SAFE Pitching

Chapter 9: How to be safe when pitching
The most dangerous part of pitching is a come backer. This is a line drive hit directly at the pitcher, waist high to head high. This is a very dangerous situation and can cause injury.
There are three ways to protect the pitcher from this:
1) ball placement within the strike zone
2) fielding drills for the pitcher
3) safety equipment
Ball placement: A ball hit up the middle without touching the ground until it has left the infield is the result of a perfect contract by the batter. They have hit the ball directly “ON THE NOSE”. To do this the ball had to be in a hitting zone perfect for the hitter’s location. If the batter was crowding the plate, that area may have been an outside corner. Batters find it easier to hit the ball on the nose if the ball’s path is straight. Fast balls with no movement, are what they want to see. If the pitcher throws more breaking stuff some batters, early in a count, may try to predict a pitch adjusting their stance and position accordingly. So the best defense against a come backer is the correct pitch selection and location. In youth sports I feel that pitch selection is the responsibility of the coach, pitcher and catcher in that order. A good youth coach, who has been around for a while, should have a “book” on the batters from the other team. As a teenager’s career unfolds it is possible to see the same batter over 100 times before college. If a record has been kept of the results of past meetings that include the pitch, if hit, and where it went, you can often duplicate good results by doing the same thing again. You can even warn the fielders in the area you may expect the ball to go just prior to the pitch. No catcher in youth sports can carry this info over the seasons in their head. For safety sake, if no other reason, pitch selection should be made by the coach. The pitcher should have the right to shake off any pitch almost all the time. Pitchouts and intentional walks are selections that should not be shaken. There will be times when a pitcher can’t get something to work correctly, or may have picked up an offensive signal or just doesn’t feel right about the selection. The coach should respect the pitcher’s shake off and discuss it later in the dug out. The catcher may have heard something also, perhaps a bunt sign has been picked up with a runner on. This is not the time to throw anything way off speed. If so, they should meet with the pitcher to exchange info. Selection is one thing but execution is the other. The pitcher must make the pitch work and place it where it is best. Practice makes this possible, lots of practice.

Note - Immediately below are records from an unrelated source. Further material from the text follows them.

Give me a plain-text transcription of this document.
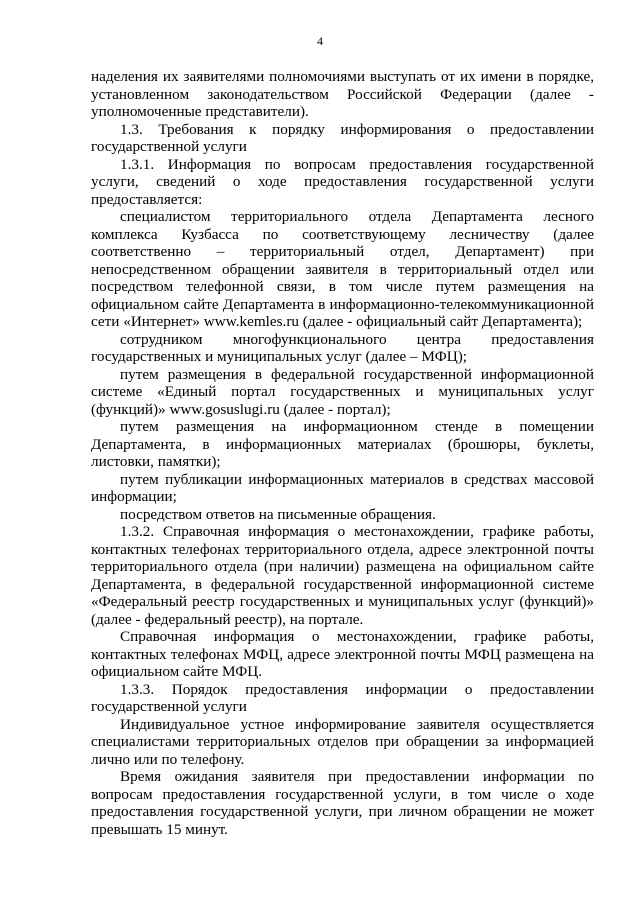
4

наделения их заявителями полномочиями выступать от их имени в порядке, установленном законодательством Российской Федерации (далее - уполномоченные представители).

1.3. Требования к порядку информирования о предоставлении государственной услуги

1.3.1. Информация по вопросам предоставления государственной услуги, сведений о ходе предоставления государственной услуги предоставляется:

специалистом территориального отдела Департамента лесного комплекса Кузбасса по соответствующему лесничеству (далее соответственно – территориальный отдел, Департамент) при непосредственном обращении заявителя в территориальный отдел или посредством телефонной связи, в том числе путем размещения на официальном сайте Департамента в информационно-телекоммуникационной сети «Интернет» www.kemles.ru (далее - официальный сайт Департамента);

сотрудником многофункционального центра предоставления государственных и муниципальных услуг (далее – МФЦ);

путем размещения в федеральной государственной информационной системе «Единый портал государственных и муниципальных услуг (функций)» www.gosuslugi.ru (далее - портал);

путем размещения на информационном стенде в помещении Департамента, в информационных материалах (брошюры, буклеты, листовки, памятки);

путем публикации информационных материалов в средствах массовой информации;

посредством ответов на письменные обращения.

1.3.2. Справочная информация о местонахождении, графике работы, контактных телефонах территориального отдела, адресе электронной почты территориального отдела (при наличии) размещена на официальном сайте Департамента, в федеральной государственной информационной системе «Федеральный реестр государственных и муниципальных услуг (функций)» (далее - федеральный реестр), на портале.

Справочная информация о местонахождении, графике работы, контактных телефонах МФЦ, адресе электронной почты МФЦ размещена на официальном сайте МФЦ.

1.3.3. Порядок предоставления информации о предоставлении государственной услуги

Индивидуальное устное информирование заявителя осуществляется специалистами территориальных отделов при обращении за информацией лично или по телефону.

Время ожидания заявителя при предоставлении информации по вопросам предоставления государственной услуги, в том числе о ходе предоставления государственной услуги, при личном обращении не может превышать 15 минут.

Fielding drills: Once in a while have someone stand directly behind the catcher with a ball. At the exact instant the catcher receives the ball the person behind the catcher should fake throwing their ball at the pitcher. This is done with every pitch. Sometimes the throw is made, fast and hard (for the pitchers level of development) and at the pitcher’s head. Do this about 10 times per practice, 2 or 3 practices a week. This builds an understanding for the pitcher that they can protect themselves and shows them the limits to the area they can effectively field. We have always said that unless a ball comes directly at the pitcher they should not attempt to field it. I also feel someone else should take high pop ups. If you can’t get someone to stand behind the catcher than try this; have the catcher put another ball in the back of their knee. Once in a while, the catcher should underhand toss it at the pitcher while their pitch is in flight to the catcher. Not as good a drill but much better than nothing
SAFETY EQUIPMENT: Pitchers helmets with clear face masks are sometimes used and are required by a fewl organizations. Be sure the helmet fits correctly, is well ventilated and completely dried between games. This visor MUST BE CLEAN and not scratched. If the visor does get scratched polish it out with toothpaste. In hot climates you might consider alternating helmets every other inning. You could poly bag one helmet and put it in ice, while the pitcher uses the other. Make a helmet change in between innings and repeat the process every inning. If the pitcher is tall, a stride leg pad could be a nice piece of armor If all of these recommendations are followed a quality pitcher getting a lot of mound time will have less that a dozen dangerous come backers in their career and will have the confidence to handle all of them.
RADAR GUNS Don’t use them. In youth sports they give you very little advantage. A good pitcher will cancel the advantage with their first pitch. There is still the cancer link to worry about and they cost money. Keep real good notes instead and you’ll get a much better result for the cash.